Whenever I comment that someone’s deck is too large, the inevitable response is that, “they’re all good cards.” But whether or not they are good is beside the point – they aren’t equally good.
The source of the problem is a common deck building technique: many players put everything they like into a deck, sort the cards according to relative strength and then cut the weakest until they are down to 60 cards. But what happens when the bottom two cards are equally good? Figuring that they would be equally happy to draw either one, players simply leave both in.
And now we’ve found the mistake: even if these cards are just as good as each other, neither is as good as the strongest card in the deck.

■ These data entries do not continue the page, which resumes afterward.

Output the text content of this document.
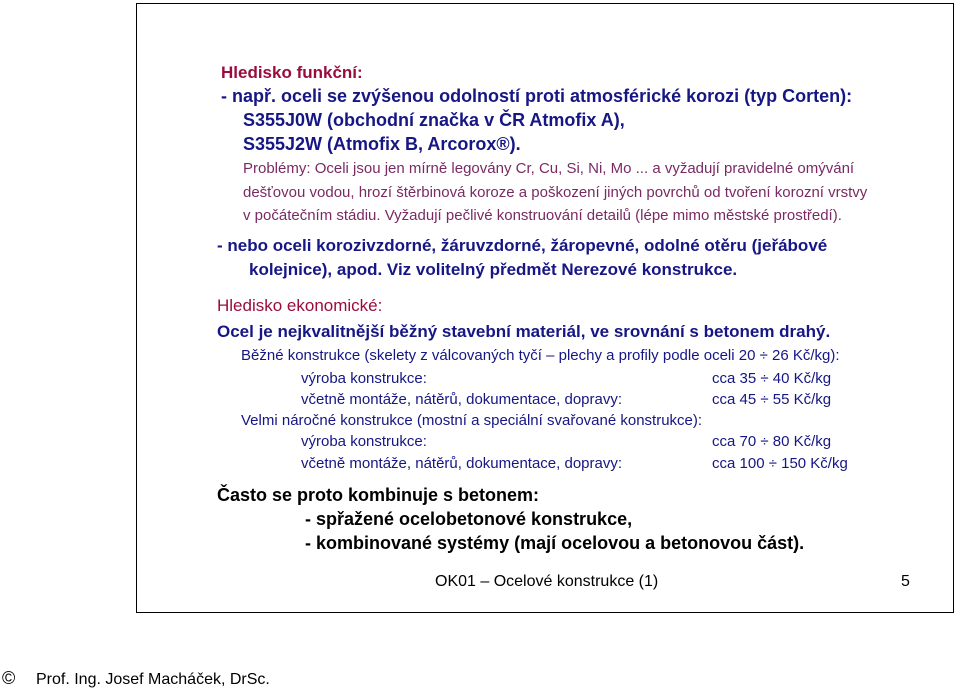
Hledisko funkční:
- např. oceli se zvýšenou odolností proti atmosférické korozi (typ Corten):
S355J0W (obchodní značka v ČR Atmofix A),
S355J2W (Atmofix B, Arcorox®).
Problémy: Oceli jsou jen mírně legovány Cr, Cu, Si, Ni, Mo ... a vyžadují pravidelné omývání
dešťovou vodou, hrozí štěrbinová koroze a poškození jiných povrchů od tvoření korozní vrstvy
v počátečním stádiu. Vyžadují pečlivé konstruování detailů (lépe mimo městské prostředí).
- nebo oceli korozivzdorné, žáruvzdorné, žáropevné, odolné otěru (jeřábové
kolejnice), apod. Viz volitelný předmět Nerezové konstrukce.
Hledisko ekonomické:
Ocel je nejkvalitnější běžný stavební materiál, ve srovnání s betonem drahý.
Běžné konstrukce (skelety z válcovaných tyčí – plechy a profily podle oceli 20 ÷ 26 Kč/kg):
výroba konstrukce:	cca 35 ÷ 40 Kč/kg
včetně montáže, nátěrů, dokumentace, dopravy:	cca 45 ÷ 55 Kč/kg
Velmi náročné konstrukce (mostní a speciální svařované konstrukce):
výroba konstrukce:	cca 70 ÷ 80 Kč/kg
včetně montáže, nátěrů, dokumentace, dopravy:	cca 100 ÷ 150 Kč/kg
Často se proto kombinuje s betonem:
- spřažené ocelobetonové konstrukce,
- kombinované systémy (mají ocelovou a betonovou část).
OK01 – Ocelové konstrukce (1)	5
© Prof. Ing. Josef Macháček, DrSc.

Imagine, for instance, that your U/B control deck is 61 cards, and you don’t know what to cut. You have narrowed it down to dropping mana leaks from four to three or into the roils from three to two. Your friends give you different advice about which card is stronger, and you find both of them useful during playtesting. The bottom line is that neither card is as strong as your frost titan, so one of them must be cut.
Ironically, this mistake is most common in limited, where the decreased deck size actually increases the damage done by the extra card. In constructed that extra card represents 1.6 percent of your deck; in limited it is 2.4 percent. Over the course of a single game it might not matter, but if you are playing to win a tournament you can’t afford to be so lax.